How to K8s: Pull, Edit, and Push a Docker Image
Set sail with K8s with part four in the How to K8s series! Let us take you through how to pull, edit, and push a Docker image.
In order to access a Docker container of your own design in Kubernetes, you’ll likely first have to push the container’s image to Docker Hub, because by default, Kubernetes wants to pull any images defined in its YAML file from Docker Hub. Today, we’ll run through the basics to get you started.
It is worth noting that creating a Dockerfile will allow you to easily document, build, and manage your images, but we’ll start off with a look at a quick method for testing purposes.
First, you’ll need to install Docker locally. Once you have Docker installed, you’ll be able to pull any image you like from the massive number of resources available in Docker Hub. Once you’ve found the base image you’d like to build upon, you can simply run:
docker pull <image_name></image_name>
For the sake of a working example, let’s go ahead and pull the latest Ubuntu image:
docker pull ubuntu:latest
This will pull the image from Docker Hub down to your local machine. To spin up the Docker container and gain access to a pseudo-terminal running therein, simply run:
docker run -it ubuntu
This will give you root access to the running container. From there, you will be able to make changes to the Docker container. These changes can be anything you like – configuration of resources already in the container, installation of new resources, or even newly written code. Just for the fun of it, let’s install Python in our newly spun-up container.
apt-get install python3
Then, after exiting the running container, you will need to create an account on Docker Hub, and then log in from the command line with your newly minted credentials, like so:
Login with your Docker ID to push and pull images from Docker Hub. If you don't have a Docker ID, head over to https://hub.docker.com to create one.
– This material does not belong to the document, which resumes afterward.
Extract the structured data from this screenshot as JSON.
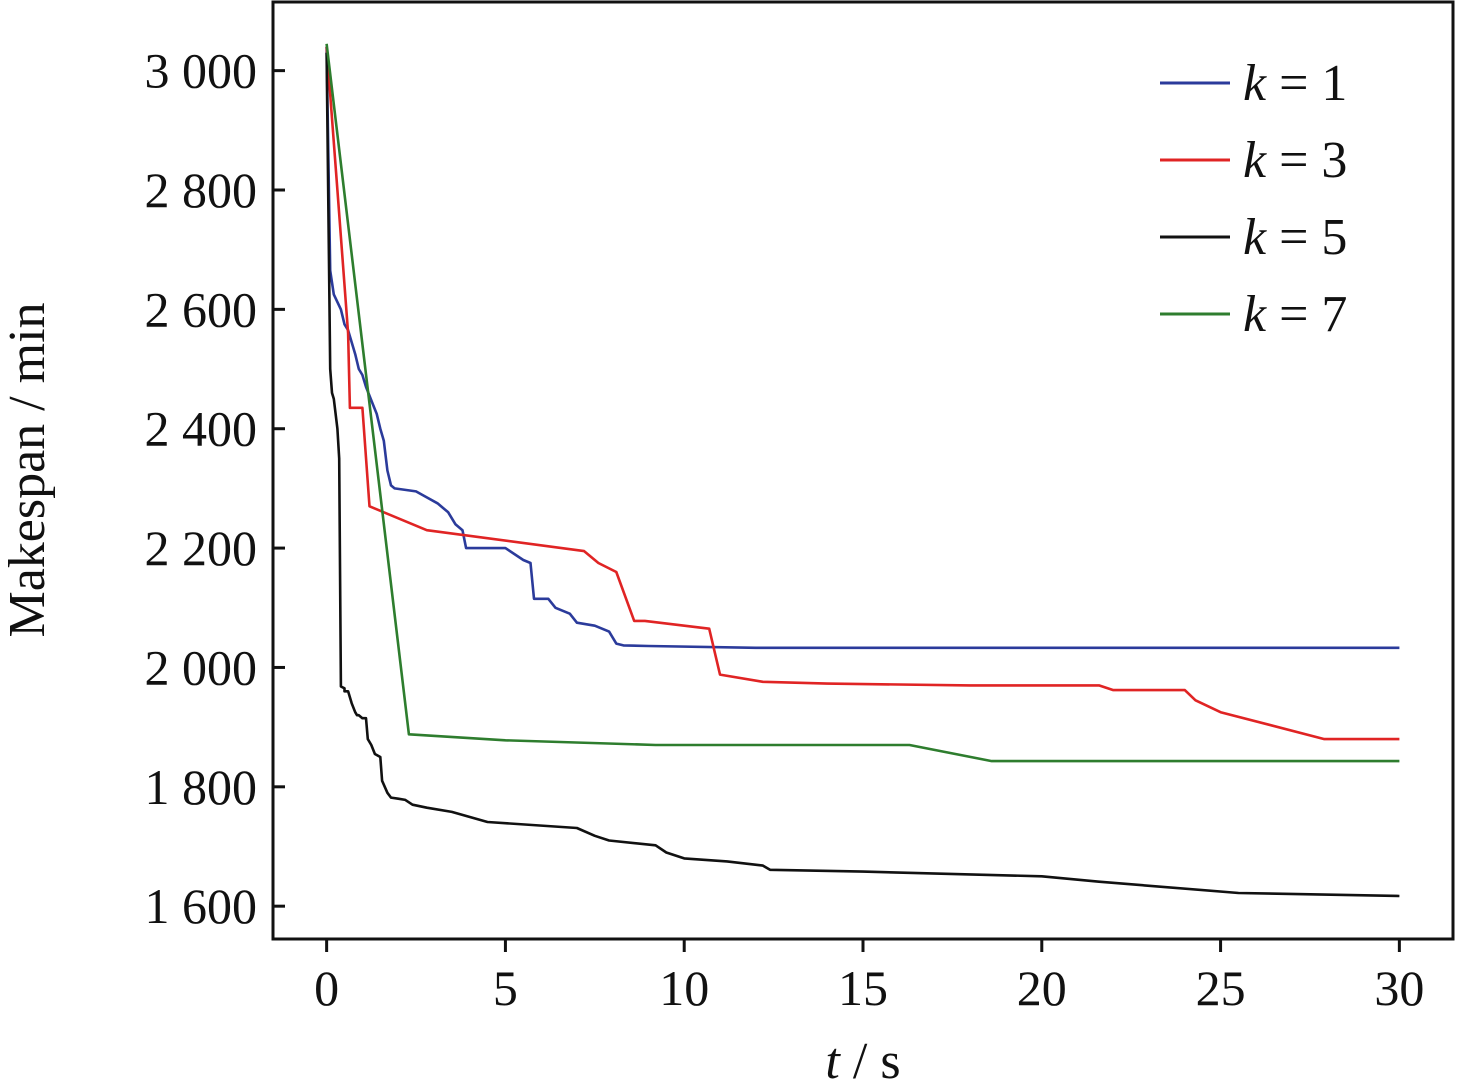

Once you’ve entered your credentials, you will need to create a repository within your Docker Hub account. To do this, you’ll need to use the Docker Hub UI.
Next, we’ll need to get the ID of the container in which we updated the base Ubuntu image, like so:
docker ps -a
CONTAINER ID IMAGE COMMAND CREATED
1459bfefa0de ubuntu "/bin/bash" 42 minutes ago
STATUS PORTS NAMES
Up 42 minutes 0.0.0.0:8888->8888/tcp blissful_lamarr
With the container’s ID in hand, we can now commit our changes locally:
docker commit 1459bfefa0de jdvincent/ubuntu-python3.8
And finally, you can push the image to Docker Hub with the following:
docker push jdvincent/ubuntu-python3.8
And voila! The updated image (jdvincent/ubuntu-python3.8) can now be passed in any Kubernetes YAML file, and it will be available to Kubernetes!
By default, Kubernetes looks for Docker images in Docker Hub. In order to make changes to the Docker image you’d like to use in Kubernetes, you’ll most likely need to commit an image locally, and then push that image up to Docker Hub.